We’re a long way from equality but that’s because we’ve been fighting a backlash against women’s equality for the past 45 years. And Katie Miller’s side of the political aisle is all in on backlash and more backlash (as witness the Heritage Foundation just welcomed odious misogynist Scott Yenor to their team). Feminism hasn’t failed, it just hasn’t won yet. It’s like complaining in 1942 that the Allies have failed because the Axis wasn’t beaten yet.
There is a lot of debate in feminism about whether climbing the corporate ladder in the face of so much sexism is a solution or whether some kind of systemic reform is necessary. And some women certainly don’t want to climb the ladder, just like some men don’t. Saying “therefore you should all go home and be housewives” is as misogynist as telling black people to go back into the fields as sharecroppers is racist.

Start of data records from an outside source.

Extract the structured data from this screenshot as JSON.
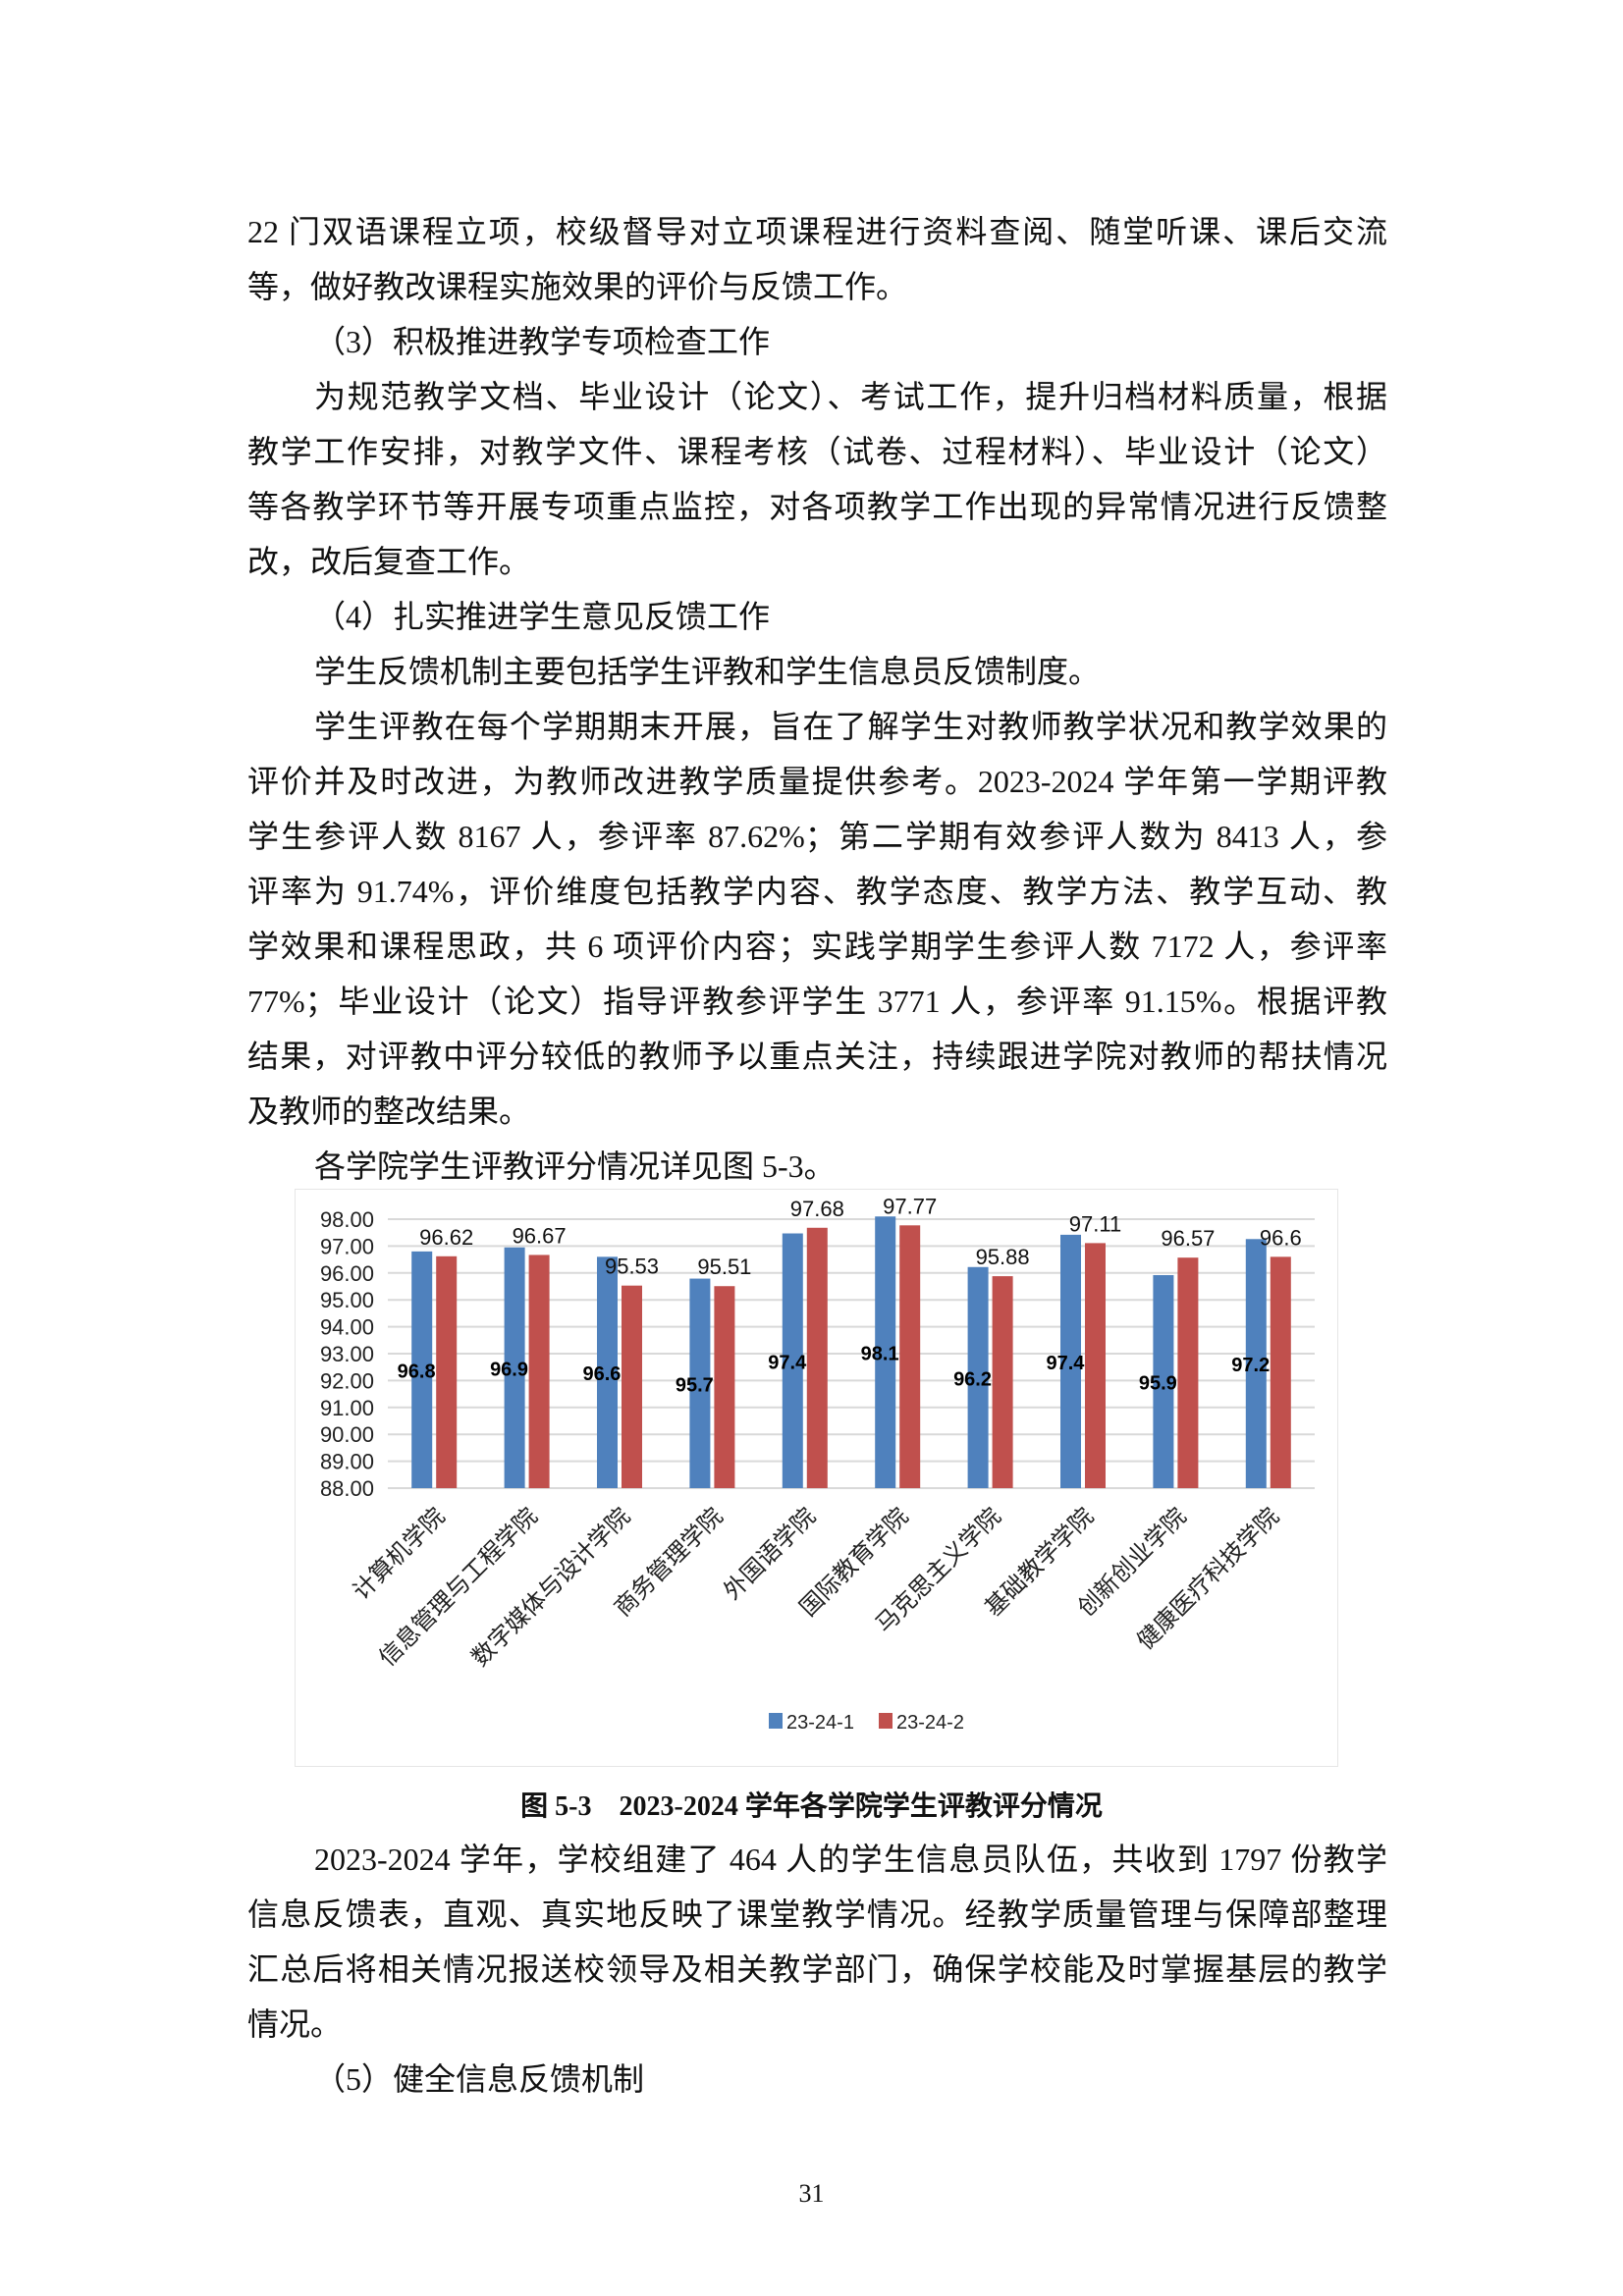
{
  "body_top": {
    "paragraphs": [
      {
        "lines": [
          "22 门双语课程立项，校级督导对立项课程进行资料查阅、随堂听课、课后交流",
          "等，做好教改课程实施效果的评价与反馈工作。"
        ]
      },
      {
        "lines": [
          "（3）积极推进教学专项检查工作"
        ]
      },
      {
        "lines": [
          "为规范教学文档、毕业设计（论文）、考试工作，提升归档材料质量，根据",
          "教学工作安排，对教学文件、课程考核（试卷、过程材料）、毕业设计（论文）",
          "等各教学环节等开展专项重点监控，对各项教学工作出现的异常情况进行反馈整",
          "改，改后复查工作。"
        ]
      },
      {
        "lines": [
          "（4）扎实推进学生意见反馈工作"
        ]
      },
      {
        "lines": [
          "学生反馈机制主要包括学生评教和学生信息员反馈制度。"
        ]
      },
      {
        "lines": [
          "学生评教在每个学期期末开展，旨在了解学生对教师教学状况和教学效果的",
          "评价并及时改进，为教师改进教学质量提供参考。2023-2024 学年第一学期评教",
          "学生参评人数 8167 人，参评率 87.62%；第二学期有效参评人数为 8413 人，参",
          "评率为 91.74%，评价维度包括教学内容、教学态度、教学方法、教学互动、教",
          "学效果和课程思政，共 6 项评价内容；实践学期学生参评人数 7172 人，参评率",
          "77%；毕业设计（论文）指导评教参评学生 3771 人，参评率 91.15%。根据评教",
          "结果，对评教中评分较低的教师予以重点关注，持续跟进学院对教师的帮扶情况",
          "及教师的整改结果。"
        ]
      },
      {
        "lines": [
          "各学院学生评教评分情况详见图 5-3。"
        ]
      }
    ]
  },
  "figure_caption": "图 5-3　2023-2024 学年各学院学生评教评分情况",
  "body_bottom": {
    "paragraphs": [
      {
        "lines": [
          "2023-2024 学年，学校组建了 464 人的学生信息员队伍，共收到 1797 份教学",
          "信息反馈表，直观、真实地反映了课堂教学情况。经教学质量管理与保障部整理",
          "汇总后将相关情况报送校领导及相关教学部门，确保学校能及时掌握基层的教学",
          "情况。"
        ]
      },
      {
        "lines": [
          "（5）健全信息反馈机制"
        ]
      }
    ]
  },
  "page_number": "31",
  "chart_data": {
    "type": "bar",
    "categories": [
      "计算机学院",
      "信息管理与工程学院",
      "数字媒体与设计学院",
      "商务管理学院",
      "外国语学院",
      "国际教育学院",
      "马克思主义学院",
      "基础教学学院",
      "创新创业学院",
      "健康医疗科技学院"
    ],
    "series": [
      {
        "name": "23-24-1",
        "color": "#4F81BD",
        "values": [
          96.8,
          96.95,
          96.6,
          95.79,
          97.47,
          98.1,
          96.22,
          97.42,
          95.92,
          97.26
        ],
        "labels": [
          "96.80",
          "96.95",
          "96.60",
          "95.79",
          "97.47",
          "98.10",
          "96.22",
          "97.42",
          "95.92",
          "97.26"
        ]
      },
      {
        "name": "23-24-2",
        "color": "#C0504D",
        "values": [
          96.62,
          96.67,
          95.53,
          95.51,
          97.68,
          97.77,
          95.88,
          97.11,
          96.57,
          96.6
        ],
        "labels": [
          "96.62",
          "96.67",
          "95.53",
          "95.51",
          "97.68",
          "97.77",
          "95.88",
          "97.11",
          "96.57",
          "96.6"
        ]
      }
    ],
    "ylim": [
      88,
      98
    ],
    "yticks": [
      "88.00",
      "89.00",
      "90.00",
      "91.00",
      "92.00",
      "93.00",
      "94.00",
      "95.00",
      "96.00",
      "97.00",
      "98.00"
    ],
    "grid": true,
    "legend": "bottom"
  }
}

But feminism for right-wingers has always been failing. In the last century it was failing because women who chose careers or political activism would never find a man and now they were at home alone, crying softly with nobody to hold them (I saw this one quite a lot). More recently there’s the “women like alpha male heroes in romances therefore feminism has failed!” argument. Or some variation of Katie Miller’s claim — feminism has failed because women don’t want equality (that one was around as far back as the early 1970s).
We live in a country where Columbia University turned a blind eye to a massive, monstrous blind eye to Dr. Robert Hadden, an ob/gyn who preyed upon his patients. Hundreds of patients. As noted in the article, he wasn’t a superstar or a college leader, just one average employee. They still did nothing. Lots of his patients stayed quiet, nurses stayed quiet, but some spoke up. It’s a horrifying case but the little justice the victims would have been zero around the time I was born.
Feminism may fail. The misogynist slime may yet drown us all. But then again, equality might win. And that’s what scares people like the Millers. To paraphrase Cory Doctorow, the people saying feminism has failed are really saying “stop trying to win! Stop now! Stop it!”